In service of the art, Henry was happy to oblige.
“I thought the two-tone blue was rather pretty, but they thought it would detract from the ambience,” he said, squeezing as much of his native Staten Island into “ambience” as possible. And despite the newly red tug being unquestionably adorable, “it’ll be blue again once this thing is over,” he noted.
“I think he gets some guff from the tug guys,” Rubin said.Smithson was a high school graduate who was discharged from the Army because the military thought “continued service would ruin his creativity,” wrote Jack Flam, who edited Smithson’s collected writings. As simple as Smithson’s 1970 sketch for “Floating Island” was, realizing the artwork proved a massive undertaking that involved a team of landscape architects, a structural engineer, a barge yard, a tree contractor, a landscape contractor, a metal fabricator and Henry.
The team had to consult with the Hudson River Park Trust, the Central Park Conservancy, the New York City Department of Parks and Recreation and the U.S. Coast Guard.
Somehow, the project was realized for not much more than $200,000, according to Rubin.
The “Island” itself is a carefully-designed hilly terrain. The landscape architects, Balmori Associates, extended Smithson’s instructions to use “trees common to N.Y. region” to all of the “Island’s” coverings.
In addition to sod, there are seven kinds of bushes, including black chokeberry, vernal witch-hazel, possum haw and blueberry, plus two varieties of tall grasses: switch grass and silver feather. Ten trees -- maples, birch, beech, ash, oak and weeping willows -- give the “Island” vertical heft. Several 3-ton slabs of 450-million-year-old Manhattan schist from Central Park complete the work.
Unveiled in the Hudson River on Friday, about halfway between three new Richard Meier-designed condominium buildings on the New York side and the site of the 1804 Aaron Burr-Alexander Hamilton duel on the New Jersey side, the “Island” is 30 feet wide and 90 feet long.
As it moves through the water, its turns bear an unlikely swaying resemblance to a model’s hips as she walks down a runway.
By Saturday, the art set in Chelsea, Manhattan’s strip mall-cum-neighborhood of contemporary art galleries, was on the lookout, with staff and visitors scurrying back and forth from art-filled showrooms to Hudson-facing windows.
Save for mobility, Smithson’s “Island” seems more natural than any of the industrialized islands around Manhattan. The only trees that look a little distressed are the weeping willows, much like the anemic ones in Smithson’s drawing.
“The main issue was transplanting trees in September,” said Rubin, also an artist. “It’s stressful for them. And we were lucky during the three-week production period. There were no bad weather days, and Hurricane Ophelia missed us.”

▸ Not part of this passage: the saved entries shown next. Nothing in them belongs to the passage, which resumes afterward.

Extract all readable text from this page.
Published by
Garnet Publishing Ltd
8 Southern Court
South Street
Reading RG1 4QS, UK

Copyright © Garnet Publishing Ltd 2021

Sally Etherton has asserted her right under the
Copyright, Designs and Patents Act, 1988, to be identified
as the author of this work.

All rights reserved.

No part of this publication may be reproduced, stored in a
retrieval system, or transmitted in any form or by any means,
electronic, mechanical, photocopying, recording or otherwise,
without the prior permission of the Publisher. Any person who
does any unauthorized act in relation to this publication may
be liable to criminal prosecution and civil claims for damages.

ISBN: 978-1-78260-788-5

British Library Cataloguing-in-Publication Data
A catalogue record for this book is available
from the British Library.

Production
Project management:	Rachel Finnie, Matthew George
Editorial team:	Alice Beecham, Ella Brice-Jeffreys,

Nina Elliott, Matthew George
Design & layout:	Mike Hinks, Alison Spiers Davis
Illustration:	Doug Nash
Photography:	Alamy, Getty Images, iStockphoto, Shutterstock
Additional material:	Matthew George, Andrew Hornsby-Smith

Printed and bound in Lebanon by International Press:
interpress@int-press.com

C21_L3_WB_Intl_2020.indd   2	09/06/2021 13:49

The original plan was for “Island” to come as close to circumnavigating Manhattan as possible, but a few problems emerged. The U.N. didn’t want anything suspicious outside its headquarters on the East River while scores of world leaders were meeting inside. The U.S. Coast Guard closed the water space around the U.N.'s Secretariat building, forcing a change.
The “Island” could have navigated close to the Queens side of the East River, but its 45-foot-tall trees are 7 feet higher than a bridge that traverses Roosevelt Island. Similar logistical problems made it impossible for it to float down the Harlem River on Manhattan’s north side. Only on the last two days of the work’s existence, when the U.N. 59th General Assembly has ended, will the piece make its way up the East River toward Harlem.
Although “Island” may not travel the route that Smithson apparently intended, the Whitney and Minetta Brook have publicized more than a dozen places in New York and New Jersey from which people can see it. Most of the sites are parks, a reminder that Smithson’s vision is itself a mini-park, converted into an island, floating around another island.
“It’s this idea of displacement that he talks about a lot,” Rubin said. “There’s a lot of displacement in his work. On the ‘Island,’ we have the three rocks from Central Park. To take it a step further, the World Trade Center wasn’t there when he drew this in 1970.
“Then it came, and now it’s left us. It’s like time travel.”